The meeting on Thursday, held at Shoreham Centre, was more low-key than last years consultation, which attracted hundreds of concerned residents.

Last year's Wild Life festival at Shoreham Airport. Picture: Eddie Mitchell

Last year's Wild Life festival at Shoreham Airport. Picture: Eddie Mitchell

Steve Walton, event manager for SJM concerts which runs Wild Life festival, said they had proved their capability to the community.

“Last year in the first hour we had 100 people through the door. This year so far we’ve had about three. That says to me that residents realised we did a good job.

“Traffic management was superb, the security operation and police worked well together and the audience was really well mannered.”

But Vanina Groves from Old Shoreham Road, one of the residents who did attend, said that low attendance was due to a lack of promotion.

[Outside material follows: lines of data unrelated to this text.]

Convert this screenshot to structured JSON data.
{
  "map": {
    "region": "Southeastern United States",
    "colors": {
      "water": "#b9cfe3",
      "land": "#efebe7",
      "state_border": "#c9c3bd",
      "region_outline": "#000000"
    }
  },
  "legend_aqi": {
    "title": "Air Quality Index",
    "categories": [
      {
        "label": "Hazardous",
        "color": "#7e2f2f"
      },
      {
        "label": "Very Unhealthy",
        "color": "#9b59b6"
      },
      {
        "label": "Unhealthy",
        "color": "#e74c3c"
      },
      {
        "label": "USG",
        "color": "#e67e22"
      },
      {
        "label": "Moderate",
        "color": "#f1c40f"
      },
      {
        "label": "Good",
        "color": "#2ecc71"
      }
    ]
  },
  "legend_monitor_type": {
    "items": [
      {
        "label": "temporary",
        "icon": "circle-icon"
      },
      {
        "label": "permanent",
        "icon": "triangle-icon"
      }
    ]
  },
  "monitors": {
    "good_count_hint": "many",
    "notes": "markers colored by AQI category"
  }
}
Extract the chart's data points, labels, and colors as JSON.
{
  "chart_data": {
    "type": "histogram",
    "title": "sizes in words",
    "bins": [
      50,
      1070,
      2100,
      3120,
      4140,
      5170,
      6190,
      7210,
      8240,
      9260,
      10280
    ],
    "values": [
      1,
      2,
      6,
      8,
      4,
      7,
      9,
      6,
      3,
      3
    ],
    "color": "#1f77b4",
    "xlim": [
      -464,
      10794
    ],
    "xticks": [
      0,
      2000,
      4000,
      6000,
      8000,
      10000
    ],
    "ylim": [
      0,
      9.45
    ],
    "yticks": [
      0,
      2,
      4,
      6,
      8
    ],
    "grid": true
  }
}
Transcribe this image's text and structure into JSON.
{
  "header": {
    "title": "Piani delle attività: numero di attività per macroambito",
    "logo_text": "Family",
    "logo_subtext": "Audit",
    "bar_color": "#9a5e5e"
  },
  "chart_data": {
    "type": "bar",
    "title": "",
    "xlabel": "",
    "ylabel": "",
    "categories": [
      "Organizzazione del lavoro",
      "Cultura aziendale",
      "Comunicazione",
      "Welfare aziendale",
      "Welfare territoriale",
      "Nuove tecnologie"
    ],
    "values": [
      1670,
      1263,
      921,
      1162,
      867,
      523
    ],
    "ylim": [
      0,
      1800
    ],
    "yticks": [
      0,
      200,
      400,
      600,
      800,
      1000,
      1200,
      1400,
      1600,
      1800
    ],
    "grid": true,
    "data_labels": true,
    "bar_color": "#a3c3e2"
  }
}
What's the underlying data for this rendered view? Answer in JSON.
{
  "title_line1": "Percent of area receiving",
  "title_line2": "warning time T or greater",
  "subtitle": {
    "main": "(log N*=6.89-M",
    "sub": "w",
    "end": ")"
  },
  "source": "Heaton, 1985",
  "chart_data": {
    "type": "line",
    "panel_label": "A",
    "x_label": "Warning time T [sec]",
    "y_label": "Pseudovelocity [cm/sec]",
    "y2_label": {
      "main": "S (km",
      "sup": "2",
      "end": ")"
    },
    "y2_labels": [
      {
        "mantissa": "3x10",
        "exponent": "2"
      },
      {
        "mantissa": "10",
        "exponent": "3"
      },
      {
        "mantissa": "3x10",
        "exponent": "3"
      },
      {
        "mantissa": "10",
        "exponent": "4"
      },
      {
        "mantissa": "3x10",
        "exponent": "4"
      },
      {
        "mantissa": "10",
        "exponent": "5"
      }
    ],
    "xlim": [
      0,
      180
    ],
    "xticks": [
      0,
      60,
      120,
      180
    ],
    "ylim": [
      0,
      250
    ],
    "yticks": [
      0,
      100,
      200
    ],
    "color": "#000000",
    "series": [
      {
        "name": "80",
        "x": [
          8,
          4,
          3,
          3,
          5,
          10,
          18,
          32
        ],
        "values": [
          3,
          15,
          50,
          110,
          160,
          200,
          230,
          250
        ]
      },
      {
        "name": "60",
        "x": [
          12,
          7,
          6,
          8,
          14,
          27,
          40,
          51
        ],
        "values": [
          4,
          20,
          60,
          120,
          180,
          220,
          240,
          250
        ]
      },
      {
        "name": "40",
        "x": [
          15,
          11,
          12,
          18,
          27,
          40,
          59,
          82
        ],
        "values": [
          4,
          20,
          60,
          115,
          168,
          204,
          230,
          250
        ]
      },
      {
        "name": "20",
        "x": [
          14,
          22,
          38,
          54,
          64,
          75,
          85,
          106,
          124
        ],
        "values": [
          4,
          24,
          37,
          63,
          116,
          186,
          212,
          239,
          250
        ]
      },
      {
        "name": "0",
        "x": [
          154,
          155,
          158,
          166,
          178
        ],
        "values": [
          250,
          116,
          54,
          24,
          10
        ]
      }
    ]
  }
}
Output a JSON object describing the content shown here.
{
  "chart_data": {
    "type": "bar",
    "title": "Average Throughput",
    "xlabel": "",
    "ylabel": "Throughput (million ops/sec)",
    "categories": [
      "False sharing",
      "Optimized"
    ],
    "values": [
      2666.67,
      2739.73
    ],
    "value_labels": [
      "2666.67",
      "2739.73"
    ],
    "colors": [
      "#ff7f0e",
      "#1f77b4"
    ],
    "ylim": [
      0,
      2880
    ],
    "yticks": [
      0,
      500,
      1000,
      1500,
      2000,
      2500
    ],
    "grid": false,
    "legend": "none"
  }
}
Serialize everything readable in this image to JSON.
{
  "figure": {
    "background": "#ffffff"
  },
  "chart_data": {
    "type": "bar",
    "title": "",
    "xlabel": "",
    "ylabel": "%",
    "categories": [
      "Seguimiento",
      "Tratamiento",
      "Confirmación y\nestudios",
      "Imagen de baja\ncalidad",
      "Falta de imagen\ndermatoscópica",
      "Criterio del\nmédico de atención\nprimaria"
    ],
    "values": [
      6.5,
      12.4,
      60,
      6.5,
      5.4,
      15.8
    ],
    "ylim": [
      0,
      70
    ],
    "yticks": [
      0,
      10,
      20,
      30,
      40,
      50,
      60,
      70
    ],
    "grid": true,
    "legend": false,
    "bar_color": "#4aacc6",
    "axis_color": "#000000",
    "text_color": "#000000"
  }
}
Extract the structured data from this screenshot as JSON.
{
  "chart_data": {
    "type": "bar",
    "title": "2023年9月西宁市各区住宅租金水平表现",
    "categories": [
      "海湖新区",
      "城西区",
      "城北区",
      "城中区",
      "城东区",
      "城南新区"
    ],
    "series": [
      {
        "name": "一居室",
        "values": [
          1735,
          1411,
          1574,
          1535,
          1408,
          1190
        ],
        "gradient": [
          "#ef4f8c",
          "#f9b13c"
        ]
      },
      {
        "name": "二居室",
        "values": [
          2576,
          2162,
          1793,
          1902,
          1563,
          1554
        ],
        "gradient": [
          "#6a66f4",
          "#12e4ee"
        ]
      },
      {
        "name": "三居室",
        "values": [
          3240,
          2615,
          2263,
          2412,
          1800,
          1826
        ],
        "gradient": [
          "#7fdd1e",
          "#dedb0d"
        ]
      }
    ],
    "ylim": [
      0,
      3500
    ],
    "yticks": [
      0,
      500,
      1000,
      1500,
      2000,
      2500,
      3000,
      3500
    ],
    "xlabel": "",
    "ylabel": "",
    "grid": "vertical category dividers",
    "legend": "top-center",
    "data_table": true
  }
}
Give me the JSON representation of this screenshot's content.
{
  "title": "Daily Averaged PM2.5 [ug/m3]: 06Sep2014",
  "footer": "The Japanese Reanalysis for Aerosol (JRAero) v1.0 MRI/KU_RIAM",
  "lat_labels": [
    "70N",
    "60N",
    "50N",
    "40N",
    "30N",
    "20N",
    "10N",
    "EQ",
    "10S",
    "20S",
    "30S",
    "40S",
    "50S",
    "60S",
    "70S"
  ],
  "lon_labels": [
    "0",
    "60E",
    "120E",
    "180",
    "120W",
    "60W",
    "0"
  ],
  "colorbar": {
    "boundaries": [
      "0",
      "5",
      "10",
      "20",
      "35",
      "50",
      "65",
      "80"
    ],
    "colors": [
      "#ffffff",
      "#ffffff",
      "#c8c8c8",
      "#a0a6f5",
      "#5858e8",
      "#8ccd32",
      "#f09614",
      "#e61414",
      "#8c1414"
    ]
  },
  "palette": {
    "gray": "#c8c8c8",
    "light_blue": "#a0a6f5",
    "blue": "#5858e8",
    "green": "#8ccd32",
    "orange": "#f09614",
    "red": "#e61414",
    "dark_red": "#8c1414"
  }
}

Traffic management was superb, the security operation and police worked well together and the audience was really well mannered

Steve Walton, event manager for SJM concerts

“It’s a shame they didn’t advertise this a bit more.

“I live opposite Shoreham Airport and I didn’t sleep for two days because of the noise.

“We residents pay our taxes to the council and our views come second to people coming from all over to have a good time.”

More than 75,000 festivalgoers descended on Shoreham last year to see top music stars perform at the airport. Police praised the lack of anti-social behaviour, but some people living nearby complained about noise levels.

The conditions set by Adur District Council were reviewed following a resident appeal but the bid was rejected.

Steve said that noise checks were carried out at properties nearby and none of them breached the conditions.

“We can only work within the limits we’re given and when these conditions have been challenged and not changed that says a lot really.”

This year, the festival is introducing new speakers which will reduce bass sounds and noise pollution.

Tom Sturmey, traffic manager for the festival, said that they will also be encouraging taxi drivers to use the designated pick up point to further reduce disruption to local people.

“We’re doing this for the community; it is their roads.”

This year’s festival takes place on June 11-12 with Disclosure and Rudimental headlining.